Earnhardt: Standing still works when others are falling back

Jay Busbee

Winning ugly is better than losing pretty, every single time.

And while you'd be hard-pressed to consider a third-place finish a "win," if you're a fan of Dale Earnhardt Jr., you've got to be smiling from ear to ear right about now. (No jokes about teeth or lack thereof in that smile, promise.)

When four of the projected top six Chasers — Kyle Busch, Jimmie Johnson, Jeff Gordon and Matt Kenseth — ran out of gas on the final lap of the Geico 400 at Chicagoland, Dale Earnhardt Jr. found himself rocketing upward in the Chase standings as competitors dropped all around him. One third-place finish, and suddenly the guy who couldn't find a top-10 finish this summer with a GPS and a hunting dog is sitting in fifth place in the Chase standings. Thank heaven for points resets, huh?

After the race, Earnhardt conceded he was the beneficiary of good fortune, and noted that his own car was starting to run out of fuel in turn 4. "We wouldn't have made it another lap," he said.

You can't really call the performance of Earnhardt — or, for that matter, the first- and second-place finishers of Tony Stewart and Kevin Harvick — that much more dominant than the guys who ran out of gas; they calculated a bit better and saved a bit better, but didn't necessarily drive better. Still, this is a time when it pays to be both lucky and good.
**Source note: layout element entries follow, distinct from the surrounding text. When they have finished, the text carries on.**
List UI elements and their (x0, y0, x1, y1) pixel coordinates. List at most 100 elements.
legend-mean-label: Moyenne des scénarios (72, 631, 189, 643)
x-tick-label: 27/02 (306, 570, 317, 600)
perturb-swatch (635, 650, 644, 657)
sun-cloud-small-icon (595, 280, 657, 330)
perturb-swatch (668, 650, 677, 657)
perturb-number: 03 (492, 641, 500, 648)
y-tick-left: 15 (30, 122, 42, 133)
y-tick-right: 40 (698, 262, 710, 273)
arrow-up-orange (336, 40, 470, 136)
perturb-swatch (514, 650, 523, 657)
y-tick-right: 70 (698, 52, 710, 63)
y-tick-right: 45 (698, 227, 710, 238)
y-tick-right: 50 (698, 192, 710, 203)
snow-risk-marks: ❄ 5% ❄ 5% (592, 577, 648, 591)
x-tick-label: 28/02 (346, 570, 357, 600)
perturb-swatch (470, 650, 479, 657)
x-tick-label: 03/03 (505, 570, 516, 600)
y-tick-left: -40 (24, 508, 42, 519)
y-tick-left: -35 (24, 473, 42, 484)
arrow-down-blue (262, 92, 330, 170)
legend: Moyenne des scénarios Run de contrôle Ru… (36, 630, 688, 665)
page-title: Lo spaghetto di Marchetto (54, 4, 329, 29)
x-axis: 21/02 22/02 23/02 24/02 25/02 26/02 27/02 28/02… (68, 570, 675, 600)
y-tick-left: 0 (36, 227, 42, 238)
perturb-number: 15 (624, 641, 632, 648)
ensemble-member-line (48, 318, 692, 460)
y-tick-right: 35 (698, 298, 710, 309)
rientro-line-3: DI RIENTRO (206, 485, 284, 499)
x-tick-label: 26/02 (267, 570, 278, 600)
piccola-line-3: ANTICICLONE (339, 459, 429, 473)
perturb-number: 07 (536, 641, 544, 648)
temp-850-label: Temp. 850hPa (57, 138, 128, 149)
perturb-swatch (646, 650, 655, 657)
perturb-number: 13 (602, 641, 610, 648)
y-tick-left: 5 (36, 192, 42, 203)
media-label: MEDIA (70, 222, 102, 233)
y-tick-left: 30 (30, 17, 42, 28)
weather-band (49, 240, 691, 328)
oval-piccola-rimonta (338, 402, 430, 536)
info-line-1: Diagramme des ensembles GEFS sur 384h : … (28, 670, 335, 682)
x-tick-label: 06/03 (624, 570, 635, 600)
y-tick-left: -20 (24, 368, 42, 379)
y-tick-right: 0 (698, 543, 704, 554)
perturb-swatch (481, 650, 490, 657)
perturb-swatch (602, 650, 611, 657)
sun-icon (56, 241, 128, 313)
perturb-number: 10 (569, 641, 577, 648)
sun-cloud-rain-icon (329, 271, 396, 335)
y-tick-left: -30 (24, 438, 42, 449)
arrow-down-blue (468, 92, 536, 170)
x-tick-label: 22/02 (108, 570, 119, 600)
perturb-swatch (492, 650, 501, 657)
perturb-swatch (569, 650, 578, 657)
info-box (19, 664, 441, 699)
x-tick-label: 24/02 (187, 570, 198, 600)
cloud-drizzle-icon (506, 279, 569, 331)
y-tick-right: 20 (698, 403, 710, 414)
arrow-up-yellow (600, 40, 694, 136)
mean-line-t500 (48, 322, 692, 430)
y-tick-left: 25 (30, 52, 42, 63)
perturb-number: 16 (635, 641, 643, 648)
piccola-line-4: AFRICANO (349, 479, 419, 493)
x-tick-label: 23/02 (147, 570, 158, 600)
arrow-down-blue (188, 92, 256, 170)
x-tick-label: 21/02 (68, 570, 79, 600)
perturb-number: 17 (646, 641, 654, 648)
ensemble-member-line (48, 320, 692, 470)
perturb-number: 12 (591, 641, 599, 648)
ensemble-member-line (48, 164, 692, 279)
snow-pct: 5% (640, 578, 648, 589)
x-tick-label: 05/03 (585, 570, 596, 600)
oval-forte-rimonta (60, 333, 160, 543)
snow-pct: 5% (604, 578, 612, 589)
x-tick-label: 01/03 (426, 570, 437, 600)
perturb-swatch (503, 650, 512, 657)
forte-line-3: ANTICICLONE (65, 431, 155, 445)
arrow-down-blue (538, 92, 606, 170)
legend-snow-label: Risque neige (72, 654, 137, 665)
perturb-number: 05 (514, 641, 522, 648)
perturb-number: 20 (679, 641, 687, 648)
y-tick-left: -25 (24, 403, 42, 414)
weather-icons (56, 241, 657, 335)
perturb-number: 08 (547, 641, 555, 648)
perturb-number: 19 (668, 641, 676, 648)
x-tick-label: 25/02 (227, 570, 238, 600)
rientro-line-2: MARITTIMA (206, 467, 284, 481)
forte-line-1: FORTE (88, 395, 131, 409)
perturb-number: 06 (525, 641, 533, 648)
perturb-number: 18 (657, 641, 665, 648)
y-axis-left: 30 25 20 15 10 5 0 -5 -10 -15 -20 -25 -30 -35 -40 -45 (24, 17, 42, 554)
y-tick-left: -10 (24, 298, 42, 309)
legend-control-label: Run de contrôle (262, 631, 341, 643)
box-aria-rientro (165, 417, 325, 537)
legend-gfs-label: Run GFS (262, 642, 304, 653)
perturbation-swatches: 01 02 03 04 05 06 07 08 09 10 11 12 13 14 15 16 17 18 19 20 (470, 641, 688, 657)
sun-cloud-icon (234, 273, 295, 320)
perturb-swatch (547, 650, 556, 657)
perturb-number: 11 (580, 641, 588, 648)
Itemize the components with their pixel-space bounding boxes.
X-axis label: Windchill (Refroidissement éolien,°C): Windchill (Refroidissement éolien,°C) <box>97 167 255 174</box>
"I felt like we would do well in the Chase," he said. "These are good tracks for me ... I felt we would rebound and kind of return to the form we started at the beginning of the year."

It's a long way to Homestead, and Junior's recent history doesn't inspire confidence that he'll be able to sustain this fortune. But he's got one good race under his belt, and that gives him room to breathe in a way that guys like Kyle Busch and Gordon can't. After one week, that's far more than anyone could have expected.